HUENENBERG, Switzerland—Alcon, Inc. (NYSE: ACL) announced yesterday that its board of directors approved a merger agreement with Novartis AG, whereby Novartis will pay a total merger consideration valued at $168 per share for the Alcon shares it does not currently own. Under the terms of the deal, the merger consideration will be comprised of a combination of Novartis shares and, if necessary, a cash contingent value amount to result in a total value of $168 per share. The exact exchange ratio and cash contingent value amount will be calculated based upon formulas set forth in the merger agreement.

In accordance with Alcon's Organizational Regulations and after receiving a fairness opinion from its independent financial adviser, Greenhill & Co., the Independent Director Committee (IDC) recommended approval of the merger agreement to the Alcon board. The board also received a separate fairness opinion rendered by Lazard in connection with the transaction. After considering these items and other appropriate information and factors, the Alcon board approved the merger proposal.

The merger, to be effected under Swiss merger law, is expected to be completed during the first half of 2011. Completion is conditional, among other things, on two-thirds approval by the shareholders of both Novartis and Alcon voting at their respective meetings, and the registration and listing of Novartis shares on the SIX Swiss Exchange and American Depository Shares on the New York Stock Exchange to be issued as merger consideration. The date of the Alcon shareholders' meeting to approve the merger will be announced in the future.

"This merger will create a stronger eyecare business with broader commercial reach and enhanced capabilities to develop more new and innovative eyecare products that address unmet clinical needs in eyecare," said Kevin Buehler, Alcon's president and CEO. "The combination of Alcon's deep understanding of the eyecare specialty and the broad expertise and scale of Novartis will allow us to address virtually all key areas of eyecare with quality products and will position the Alcon business for faster growth."

"I congratulate the entire Alcon board, including the IDC, and Novartis for achieving a favorable resolution on the merger in a manner consistent with our Organizational Regulations. This now allows us to begin planning for the integration and creation of a dynamic eyecare division within Novartis after final shareholder approval," added Buehler. "I also thank our employees for their patience and for maintaining their focus on Alcon's business activities during this process."

Upon completion of the merger, Alcon will become the second largest division within Novartis. CIBA VISION and select Novartis ophthalmic medicines will be integrated into Alcon, forming an organization with more than $8.7 billion in sales covering over 70 percent of the eyecare segment. The merger of the two organizations is expected to yield a number of benefits to the company and its customers, a statement said, including increased commercial capability, the development of innovative eyecare products that reach the market faster, cost efficiencies which can be reinvested in research and other opportunities and enhanced product development and branding in contact lenses and solutions.

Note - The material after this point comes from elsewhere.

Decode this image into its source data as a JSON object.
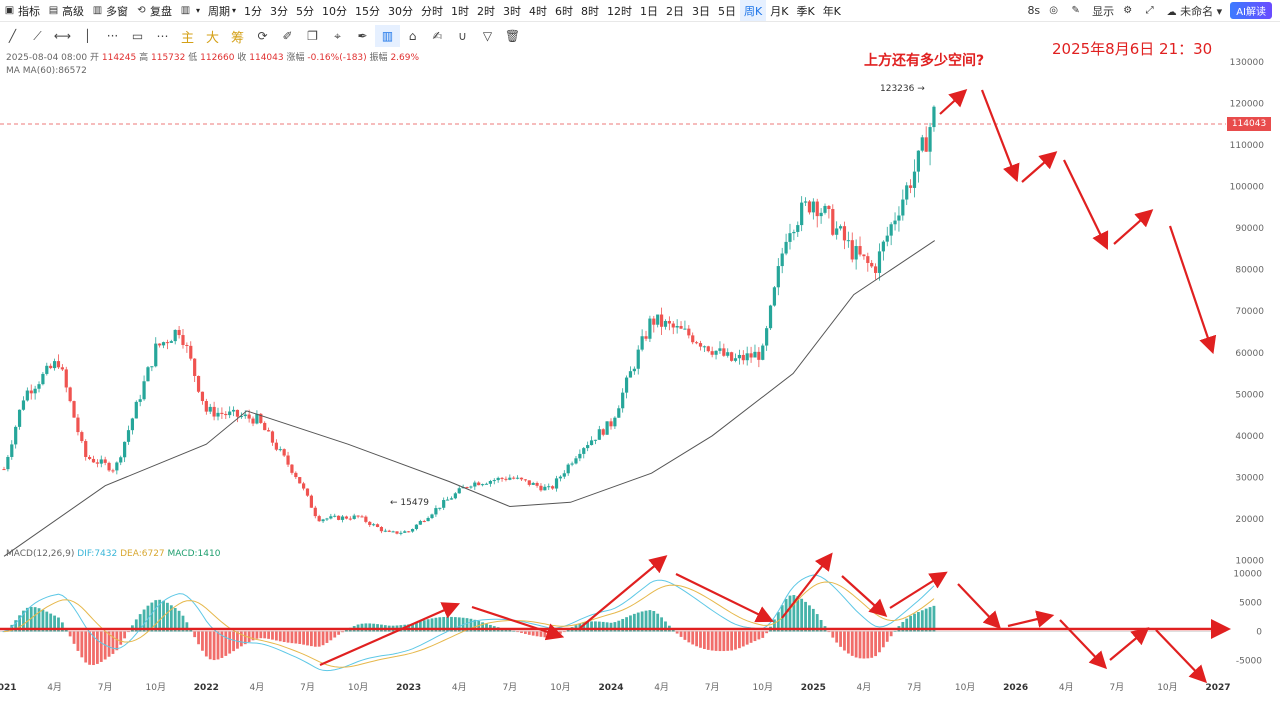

"Alcon is a great strategic fit for Novartis, as a science-based leader in a high growth segment of healthcare. The growth synergies are significant, as Alcon will be the development engine for our best in class research organization in eyecare and will leverage the Novartis market access capabilities outside the U.S.," said Joseph Jimenez, CEO of Novartis. "I am very pleased that we were able to come to this agreement and will be able to provide Alcon employees the full benefits of being part of the Novartis Group."